Many other green-minded organizations cite ecosystem destruction as a drawback to wind power. Though advanced technology (such as slower-spinning blades that produce the same amount of energy) helps prevent bird and bat death, there's no denying that wind farms and the roads leading toward them take up forested space typically inhabited by animal and plant species. Environmental organizations agree that many of these conservation concerns can be addressed by creating wind-farm site regulations that protect habitats, ecosystems, and livelihoods of those who depend on those ecosystems, particularly with regard to offshore wind farms and fishermen. Such regulations are being developed at the state and federal level, but striking a balance between the hunger for clean energy and the obligation to conservation can be difficult.

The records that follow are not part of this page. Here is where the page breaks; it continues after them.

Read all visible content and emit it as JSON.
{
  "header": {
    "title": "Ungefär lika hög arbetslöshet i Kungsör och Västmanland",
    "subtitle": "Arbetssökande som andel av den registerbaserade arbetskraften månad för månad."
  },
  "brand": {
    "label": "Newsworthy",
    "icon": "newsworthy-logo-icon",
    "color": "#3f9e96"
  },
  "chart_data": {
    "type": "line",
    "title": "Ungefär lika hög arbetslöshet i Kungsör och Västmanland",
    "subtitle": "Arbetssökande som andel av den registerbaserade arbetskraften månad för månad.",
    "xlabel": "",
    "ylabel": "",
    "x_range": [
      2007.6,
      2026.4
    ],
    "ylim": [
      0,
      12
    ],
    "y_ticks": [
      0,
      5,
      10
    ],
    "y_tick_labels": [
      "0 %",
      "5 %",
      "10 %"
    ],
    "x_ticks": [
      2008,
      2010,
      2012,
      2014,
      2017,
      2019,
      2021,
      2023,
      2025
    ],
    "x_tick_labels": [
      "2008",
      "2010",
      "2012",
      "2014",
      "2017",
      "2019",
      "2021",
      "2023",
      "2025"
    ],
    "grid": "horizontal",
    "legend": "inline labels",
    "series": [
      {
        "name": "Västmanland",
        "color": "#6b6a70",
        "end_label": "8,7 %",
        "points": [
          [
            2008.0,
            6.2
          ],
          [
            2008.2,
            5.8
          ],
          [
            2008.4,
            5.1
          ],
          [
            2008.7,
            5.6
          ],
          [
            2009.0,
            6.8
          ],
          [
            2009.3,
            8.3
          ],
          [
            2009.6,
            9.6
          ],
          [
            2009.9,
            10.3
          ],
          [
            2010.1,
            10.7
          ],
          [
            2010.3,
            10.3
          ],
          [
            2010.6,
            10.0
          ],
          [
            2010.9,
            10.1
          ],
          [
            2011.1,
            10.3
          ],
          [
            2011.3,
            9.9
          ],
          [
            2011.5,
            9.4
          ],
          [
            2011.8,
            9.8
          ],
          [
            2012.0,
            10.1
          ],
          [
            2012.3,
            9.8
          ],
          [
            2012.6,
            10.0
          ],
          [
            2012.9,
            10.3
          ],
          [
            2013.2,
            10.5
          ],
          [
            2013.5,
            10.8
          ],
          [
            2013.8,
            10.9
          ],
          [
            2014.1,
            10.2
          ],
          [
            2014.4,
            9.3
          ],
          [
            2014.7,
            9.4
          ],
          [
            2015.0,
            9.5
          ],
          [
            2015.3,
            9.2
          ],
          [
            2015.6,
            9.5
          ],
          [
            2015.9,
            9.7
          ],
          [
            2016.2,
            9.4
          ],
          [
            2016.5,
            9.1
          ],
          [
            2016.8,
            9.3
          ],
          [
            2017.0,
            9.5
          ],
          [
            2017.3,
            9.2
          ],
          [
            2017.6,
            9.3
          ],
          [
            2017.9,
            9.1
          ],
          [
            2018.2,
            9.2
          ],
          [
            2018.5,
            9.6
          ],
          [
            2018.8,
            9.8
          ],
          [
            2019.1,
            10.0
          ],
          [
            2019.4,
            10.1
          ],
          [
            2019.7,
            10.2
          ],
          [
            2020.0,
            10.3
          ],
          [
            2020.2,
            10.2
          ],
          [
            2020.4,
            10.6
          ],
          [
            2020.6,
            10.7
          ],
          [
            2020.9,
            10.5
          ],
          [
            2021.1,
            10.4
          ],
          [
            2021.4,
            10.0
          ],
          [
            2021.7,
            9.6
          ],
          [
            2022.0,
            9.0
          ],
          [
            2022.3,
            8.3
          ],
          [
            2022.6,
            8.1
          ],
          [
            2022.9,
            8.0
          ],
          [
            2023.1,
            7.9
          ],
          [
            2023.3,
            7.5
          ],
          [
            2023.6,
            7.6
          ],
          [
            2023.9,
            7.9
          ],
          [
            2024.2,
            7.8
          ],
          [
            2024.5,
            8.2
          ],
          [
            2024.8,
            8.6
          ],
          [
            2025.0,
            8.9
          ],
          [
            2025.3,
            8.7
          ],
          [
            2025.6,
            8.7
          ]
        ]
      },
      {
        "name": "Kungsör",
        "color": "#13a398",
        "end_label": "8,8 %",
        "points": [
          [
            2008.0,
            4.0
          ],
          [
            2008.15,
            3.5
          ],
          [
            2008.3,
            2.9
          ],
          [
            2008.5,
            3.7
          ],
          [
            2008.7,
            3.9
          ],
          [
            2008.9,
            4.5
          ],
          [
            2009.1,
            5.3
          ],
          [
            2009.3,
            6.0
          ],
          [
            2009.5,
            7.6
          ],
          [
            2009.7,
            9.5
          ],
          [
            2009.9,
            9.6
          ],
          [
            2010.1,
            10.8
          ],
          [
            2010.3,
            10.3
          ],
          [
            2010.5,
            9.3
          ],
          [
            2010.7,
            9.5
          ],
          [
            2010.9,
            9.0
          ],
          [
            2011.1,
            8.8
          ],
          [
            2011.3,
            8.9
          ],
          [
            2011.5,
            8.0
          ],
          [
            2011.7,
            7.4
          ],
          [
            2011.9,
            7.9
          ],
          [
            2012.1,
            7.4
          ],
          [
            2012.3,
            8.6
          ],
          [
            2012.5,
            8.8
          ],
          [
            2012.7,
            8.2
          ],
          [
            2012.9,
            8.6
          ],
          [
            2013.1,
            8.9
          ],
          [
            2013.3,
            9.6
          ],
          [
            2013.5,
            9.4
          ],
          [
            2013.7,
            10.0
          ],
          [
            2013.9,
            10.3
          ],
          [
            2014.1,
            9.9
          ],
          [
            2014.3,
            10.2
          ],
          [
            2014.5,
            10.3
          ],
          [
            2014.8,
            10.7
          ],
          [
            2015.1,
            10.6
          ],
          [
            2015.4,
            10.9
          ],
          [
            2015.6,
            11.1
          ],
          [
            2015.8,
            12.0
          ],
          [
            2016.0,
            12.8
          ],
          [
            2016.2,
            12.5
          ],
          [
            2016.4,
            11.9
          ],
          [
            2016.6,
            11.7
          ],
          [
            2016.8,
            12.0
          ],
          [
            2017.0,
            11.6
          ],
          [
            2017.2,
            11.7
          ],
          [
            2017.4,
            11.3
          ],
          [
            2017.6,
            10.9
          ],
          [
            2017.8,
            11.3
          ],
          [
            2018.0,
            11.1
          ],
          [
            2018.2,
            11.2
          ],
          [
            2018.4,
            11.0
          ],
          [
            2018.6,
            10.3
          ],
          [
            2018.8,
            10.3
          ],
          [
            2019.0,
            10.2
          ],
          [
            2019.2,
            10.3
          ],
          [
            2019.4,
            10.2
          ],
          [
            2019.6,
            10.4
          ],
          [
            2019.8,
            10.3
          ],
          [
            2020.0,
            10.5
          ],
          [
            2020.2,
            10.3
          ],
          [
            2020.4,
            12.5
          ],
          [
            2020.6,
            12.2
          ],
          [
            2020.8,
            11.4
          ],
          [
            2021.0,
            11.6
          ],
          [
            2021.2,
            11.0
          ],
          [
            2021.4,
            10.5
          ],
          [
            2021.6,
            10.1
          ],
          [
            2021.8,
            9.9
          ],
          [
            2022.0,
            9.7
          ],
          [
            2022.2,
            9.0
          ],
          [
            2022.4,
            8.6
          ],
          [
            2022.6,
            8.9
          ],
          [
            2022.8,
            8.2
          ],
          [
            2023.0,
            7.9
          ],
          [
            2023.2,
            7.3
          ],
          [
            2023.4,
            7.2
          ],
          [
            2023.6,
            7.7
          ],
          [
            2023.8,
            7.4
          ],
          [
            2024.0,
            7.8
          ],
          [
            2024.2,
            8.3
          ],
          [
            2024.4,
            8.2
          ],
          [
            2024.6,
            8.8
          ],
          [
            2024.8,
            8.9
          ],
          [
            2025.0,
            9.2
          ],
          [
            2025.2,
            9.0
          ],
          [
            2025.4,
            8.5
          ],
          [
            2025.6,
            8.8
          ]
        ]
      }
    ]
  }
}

"Some of these areas are extremely important from a global-warming perspective," Mass Audubon Legislative Director Jennifer Ryan says of Maine's western mountain range, and the Berkshires in western Massachusetts, which house large chunks of the Appalachian Trail. "It's even more important to protect them from having roads be put into them. The question of standards and guidelines is extremely important." By identifying appropriate and inappropriate locations for land-based wind farms, says Ryan, governments can mitigate habitat disruption, protect public lands, and hasten the permitting process.